A Montpellier un militant du DAL droit au logement en grève de la faim depuis 12 jours, a obtenu gain de cause

La grève de la faim pour être entendu. Sébastien Allary, militant associatif bien connu dans l'Hérault, se bat depuis de nombreuses années contre le mal logement. Son combat pour obtenir aujourd'hui un logement plus digne que celui qu'il occupe est un combat au nom des "invisibles". 

Contre le mal logement un militant du DAL à Montpellier se met en grève de la faim
Contre le mal logement un militant du DAL à Montpellier se met en grève de la faim © France 3
Sébastien Allary a 46 ans. Ce militant associatif acharné a pris fait et cause depuis de nombreuses années pour la défense des droits des plus démunis, des plus humbles. Voici 12 jours il avait décidé de ne plus s'alimenter et de patienter dans la rue sur une chaise.
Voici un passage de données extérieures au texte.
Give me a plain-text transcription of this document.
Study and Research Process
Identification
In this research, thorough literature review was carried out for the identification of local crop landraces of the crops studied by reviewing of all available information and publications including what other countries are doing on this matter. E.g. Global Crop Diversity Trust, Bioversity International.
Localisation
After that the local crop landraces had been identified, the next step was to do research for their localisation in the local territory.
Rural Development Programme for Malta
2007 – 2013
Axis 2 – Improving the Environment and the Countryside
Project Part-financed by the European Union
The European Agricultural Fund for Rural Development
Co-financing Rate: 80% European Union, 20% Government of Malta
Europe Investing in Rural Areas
Il avait donc entamé une grève de la faim.

Une chambre de 7 m2 pour 325 euros dans un logement sans confort

Depuis son arrivée dans le foyer il y a un an et demi, foyer administré par le bailleur social Adoma, société d’économie mixte détenue par CDC Habitat et l’État, Sébastien Allary n'a de cesse d'alerter sur les conditions de vie des quelques 280 résidents. 
En froid avec son bailleur social qui l'accuse de ne pas être à jour de ses loyers, 325 euros pour 7m2, avec douche, sanitaires et cuisine sur le palier, Sébastien Allary dénonce une absence totale d'écoute. Handicapé par une maladie de longue durée, sans moyen de transport il demande à être relogé pas loin du centre ville pour pouvoir continuer à vivre à peu près normalement. 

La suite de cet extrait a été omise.